Mark Vernon, archéologie sonore et mémoire magnétique

1 h 04 – Longueur d’ondes 2020

« Ma première expérience dans le domaine a été le lancement, avec quelques amis, d’une radio d’art pirate à Glasgow à la fin des années 90. Pendant plusieurs années ‘Radio Tuesday’ a diffusé sporadiquement sur Glasgow, avec des contenus constitués de travaux d’artistes et musiciens du coin, parfois créés et enregistrés dans notre studio temporaire construit pour l’occasion. À une époque où ‘art sonore’ était un terme très peu connu, cela a offert à de nombreux artistes une première opportunité d’expérimenter avec le potentiel du son et de la radio en tant que médium. Rien ne pourra dépasser l’excitation des ces premières émissions : créer des jingles, compiler des programmes sur mini-disc, alimenter l’émetteur avec des pinces-crocodiles branchées à une batterie de voiture tandis que l’antenne était attachée à une clôture quelque part sur une route de campagne, appeler des amis au téléphone pour tester la portée de transmission et évaluer la clarté de celle-ci. Ça, et l’excitation d’allumer le poste et d’entendre une production sonore réalisée par moi-même et transportée grâce aux ondes jusqu’aux oreilles de quiconque voulait écouter. »
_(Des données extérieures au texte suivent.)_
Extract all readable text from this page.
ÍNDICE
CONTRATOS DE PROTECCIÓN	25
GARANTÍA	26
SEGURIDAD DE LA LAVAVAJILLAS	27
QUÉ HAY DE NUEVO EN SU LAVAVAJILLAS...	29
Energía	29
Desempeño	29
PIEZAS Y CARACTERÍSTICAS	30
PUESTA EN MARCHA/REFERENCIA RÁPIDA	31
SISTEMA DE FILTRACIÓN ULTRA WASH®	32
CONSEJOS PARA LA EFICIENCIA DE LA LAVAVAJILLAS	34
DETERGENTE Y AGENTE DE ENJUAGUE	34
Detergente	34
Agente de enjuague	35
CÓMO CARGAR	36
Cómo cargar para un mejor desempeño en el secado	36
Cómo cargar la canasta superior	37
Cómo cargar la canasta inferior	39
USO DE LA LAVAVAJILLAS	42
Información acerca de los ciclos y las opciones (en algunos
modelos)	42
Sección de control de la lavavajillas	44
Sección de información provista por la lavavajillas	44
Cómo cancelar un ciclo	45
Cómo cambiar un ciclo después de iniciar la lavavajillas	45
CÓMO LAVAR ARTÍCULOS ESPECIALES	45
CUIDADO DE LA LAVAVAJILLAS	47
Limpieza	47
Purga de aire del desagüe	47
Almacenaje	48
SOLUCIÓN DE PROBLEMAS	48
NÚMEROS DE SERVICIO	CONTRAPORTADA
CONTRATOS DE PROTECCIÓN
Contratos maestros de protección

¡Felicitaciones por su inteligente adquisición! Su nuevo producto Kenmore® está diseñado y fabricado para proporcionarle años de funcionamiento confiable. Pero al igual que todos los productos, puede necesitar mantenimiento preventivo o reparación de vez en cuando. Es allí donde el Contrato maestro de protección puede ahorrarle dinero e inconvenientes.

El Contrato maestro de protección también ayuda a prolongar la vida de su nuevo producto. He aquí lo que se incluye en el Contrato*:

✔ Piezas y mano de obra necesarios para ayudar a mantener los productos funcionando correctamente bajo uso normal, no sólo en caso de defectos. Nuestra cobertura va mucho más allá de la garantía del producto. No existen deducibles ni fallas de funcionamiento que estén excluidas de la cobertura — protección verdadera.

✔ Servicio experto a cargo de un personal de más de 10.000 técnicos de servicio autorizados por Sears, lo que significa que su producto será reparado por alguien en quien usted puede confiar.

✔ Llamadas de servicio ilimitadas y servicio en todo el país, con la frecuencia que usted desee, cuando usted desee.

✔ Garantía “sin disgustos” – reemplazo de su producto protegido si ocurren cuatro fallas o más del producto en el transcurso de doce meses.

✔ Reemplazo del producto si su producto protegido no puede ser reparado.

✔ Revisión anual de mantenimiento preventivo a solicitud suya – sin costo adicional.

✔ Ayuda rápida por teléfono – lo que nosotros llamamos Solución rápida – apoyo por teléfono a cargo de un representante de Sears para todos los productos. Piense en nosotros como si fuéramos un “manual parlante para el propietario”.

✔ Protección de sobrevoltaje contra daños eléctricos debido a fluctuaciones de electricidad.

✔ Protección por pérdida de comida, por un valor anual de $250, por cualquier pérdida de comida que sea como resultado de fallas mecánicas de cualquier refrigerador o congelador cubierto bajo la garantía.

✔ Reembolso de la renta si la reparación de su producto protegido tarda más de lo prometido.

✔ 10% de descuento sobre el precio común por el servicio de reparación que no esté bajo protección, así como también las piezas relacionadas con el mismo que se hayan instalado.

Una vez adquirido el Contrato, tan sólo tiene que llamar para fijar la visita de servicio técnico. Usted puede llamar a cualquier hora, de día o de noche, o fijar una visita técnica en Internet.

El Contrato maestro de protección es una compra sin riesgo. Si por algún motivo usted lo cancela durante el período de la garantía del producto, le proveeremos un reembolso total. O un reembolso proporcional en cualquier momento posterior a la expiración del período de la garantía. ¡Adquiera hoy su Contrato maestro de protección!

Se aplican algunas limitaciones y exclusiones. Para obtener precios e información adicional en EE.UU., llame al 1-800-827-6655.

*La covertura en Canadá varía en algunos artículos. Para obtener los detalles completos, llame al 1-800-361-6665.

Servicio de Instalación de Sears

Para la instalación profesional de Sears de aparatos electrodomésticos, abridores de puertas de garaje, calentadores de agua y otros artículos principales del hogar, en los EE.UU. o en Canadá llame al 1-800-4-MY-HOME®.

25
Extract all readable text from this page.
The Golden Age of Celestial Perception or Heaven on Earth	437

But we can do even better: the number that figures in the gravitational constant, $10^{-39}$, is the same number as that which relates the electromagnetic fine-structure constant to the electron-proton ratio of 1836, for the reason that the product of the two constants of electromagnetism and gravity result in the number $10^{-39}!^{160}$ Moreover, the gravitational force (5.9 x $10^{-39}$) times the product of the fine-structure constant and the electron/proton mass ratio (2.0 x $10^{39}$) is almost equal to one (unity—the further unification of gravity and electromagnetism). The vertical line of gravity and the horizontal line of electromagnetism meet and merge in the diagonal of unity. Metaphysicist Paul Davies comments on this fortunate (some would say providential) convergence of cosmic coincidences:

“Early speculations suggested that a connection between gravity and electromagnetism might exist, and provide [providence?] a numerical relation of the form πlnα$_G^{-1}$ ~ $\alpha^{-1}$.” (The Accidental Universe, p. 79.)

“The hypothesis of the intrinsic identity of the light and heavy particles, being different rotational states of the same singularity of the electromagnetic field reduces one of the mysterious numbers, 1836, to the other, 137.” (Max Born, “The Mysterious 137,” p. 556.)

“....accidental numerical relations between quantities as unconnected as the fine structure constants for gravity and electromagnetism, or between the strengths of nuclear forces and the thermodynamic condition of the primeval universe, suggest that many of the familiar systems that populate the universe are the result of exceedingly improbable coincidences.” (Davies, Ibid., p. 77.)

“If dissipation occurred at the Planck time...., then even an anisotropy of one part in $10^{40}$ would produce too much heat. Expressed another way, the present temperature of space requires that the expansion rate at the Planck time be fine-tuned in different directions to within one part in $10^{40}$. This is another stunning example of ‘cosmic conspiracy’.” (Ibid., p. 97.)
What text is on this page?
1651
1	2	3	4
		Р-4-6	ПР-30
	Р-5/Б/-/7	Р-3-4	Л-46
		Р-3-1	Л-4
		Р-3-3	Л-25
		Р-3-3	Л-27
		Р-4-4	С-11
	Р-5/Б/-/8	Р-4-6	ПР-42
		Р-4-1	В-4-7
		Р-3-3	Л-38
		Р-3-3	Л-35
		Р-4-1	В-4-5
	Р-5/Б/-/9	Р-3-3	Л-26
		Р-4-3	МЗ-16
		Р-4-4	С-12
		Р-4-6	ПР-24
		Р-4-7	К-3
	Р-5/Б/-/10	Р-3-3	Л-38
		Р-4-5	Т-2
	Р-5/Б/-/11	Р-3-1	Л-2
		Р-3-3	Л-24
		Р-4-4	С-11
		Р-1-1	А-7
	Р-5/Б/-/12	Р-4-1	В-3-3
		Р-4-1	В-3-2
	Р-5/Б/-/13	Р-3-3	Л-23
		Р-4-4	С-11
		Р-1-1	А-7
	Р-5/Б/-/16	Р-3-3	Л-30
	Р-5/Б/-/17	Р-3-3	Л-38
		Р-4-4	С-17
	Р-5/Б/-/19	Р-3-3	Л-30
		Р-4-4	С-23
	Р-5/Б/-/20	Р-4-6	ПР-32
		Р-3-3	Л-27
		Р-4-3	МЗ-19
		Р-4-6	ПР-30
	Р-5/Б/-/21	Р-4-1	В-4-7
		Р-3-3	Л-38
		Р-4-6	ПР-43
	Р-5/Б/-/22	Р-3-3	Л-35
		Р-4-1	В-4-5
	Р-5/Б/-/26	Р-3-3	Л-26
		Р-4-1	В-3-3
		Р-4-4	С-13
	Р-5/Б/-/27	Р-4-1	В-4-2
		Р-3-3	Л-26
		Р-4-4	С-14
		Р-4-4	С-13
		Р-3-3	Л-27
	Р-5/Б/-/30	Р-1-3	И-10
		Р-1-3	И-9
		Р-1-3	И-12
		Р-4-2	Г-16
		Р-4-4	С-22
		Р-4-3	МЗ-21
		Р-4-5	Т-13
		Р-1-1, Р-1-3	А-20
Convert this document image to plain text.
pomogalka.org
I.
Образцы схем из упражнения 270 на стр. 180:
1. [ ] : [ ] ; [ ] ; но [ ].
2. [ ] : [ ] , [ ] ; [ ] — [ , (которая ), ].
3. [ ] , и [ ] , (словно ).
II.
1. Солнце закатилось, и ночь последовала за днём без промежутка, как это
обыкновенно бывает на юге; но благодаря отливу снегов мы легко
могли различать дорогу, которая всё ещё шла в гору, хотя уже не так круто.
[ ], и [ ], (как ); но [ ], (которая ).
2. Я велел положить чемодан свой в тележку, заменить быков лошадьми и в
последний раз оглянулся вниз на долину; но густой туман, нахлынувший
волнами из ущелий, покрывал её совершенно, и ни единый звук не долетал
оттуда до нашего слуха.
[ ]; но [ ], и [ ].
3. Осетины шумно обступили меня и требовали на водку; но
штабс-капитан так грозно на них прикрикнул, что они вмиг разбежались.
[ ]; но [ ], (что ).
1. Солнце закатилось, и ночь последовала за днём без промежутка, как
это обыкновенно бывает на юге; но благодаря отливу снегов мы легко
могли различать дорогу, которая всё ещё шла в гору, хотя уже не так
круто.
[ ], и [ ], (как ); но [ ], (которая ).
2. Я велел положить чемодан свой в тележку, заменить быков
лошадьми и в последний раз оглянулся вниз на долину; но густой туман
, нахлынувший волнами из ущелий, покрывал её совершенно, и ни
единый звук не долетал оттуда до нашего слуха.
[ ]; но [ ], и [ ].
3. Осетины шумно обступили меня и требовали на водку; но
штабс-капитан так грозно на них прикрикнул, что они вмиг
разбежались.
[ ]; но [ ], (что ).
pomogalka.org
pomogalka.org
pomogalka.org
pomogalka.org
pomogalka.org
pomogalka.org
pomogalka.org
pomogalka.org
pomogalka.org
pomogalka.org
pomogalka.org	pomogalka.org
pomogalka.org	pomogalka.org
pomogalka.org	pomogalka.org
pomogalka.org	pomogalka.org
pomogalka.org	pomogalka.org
Mark Vernon vit toujours à Glasgow aujourd’hui. Artiste sonore, il est curateur de Radiophrenia et producteur de pièces sonores que vous pouvez écouter ici.  Sa présence à Brest a été rendue possible grâce au Hearsay International Audio Arts Festival, partenaire de cette édition 2020.

Mark Vernon choisit de rentrer directement dans le vif du sujet : sa passion pour le glanage de cassettes. Et notamment ces cassettes qui, dans un autre temps, ont permis aux proches, familles et ami.e.s, d’échanger entre eux. Une habitude qui a eu cours en Grande-Bretagne et dont la fonction était avant tout sociale : maintenir le lien entre deux individus dans une nouvelle forme permise par la modernité. Mais si ces cassettes entretenaient les relations à distance, elles ont également permis de se rassembler. Un peu partout dans le monde se sont formés des “tape recording clubs”, associations regroupant producteurs et collectionneurs de ces fragments d’intimité. Ils et elles s’échangeaient entre autres de bon conseil, tel que créer un effet de stéréo à partir de la mono. Souvenirs d’un temps passé qui se retrouvent aujourd’hui dans les brocantes ou les marchés aux puces que Mark Vernon arpente, et qu’il qualifie volontiers comme nos héritages sonores.

Cet exemple parmi d’autres permet à Mark d’introduire le fil conducteur de son œuvre : les notions d’archéologie sonore, de mémoire magnétique et numérique. L’artiste donne une seconde vie à ces collectages, les intégrant à ses prises de son pour former de nouvelles compositions. S’il exploite ces héritages, c’est qu’il se place lui-même en héritier, guidée par le même enthousiasme qu’il nous transmet à son tour lors de cette rencontre.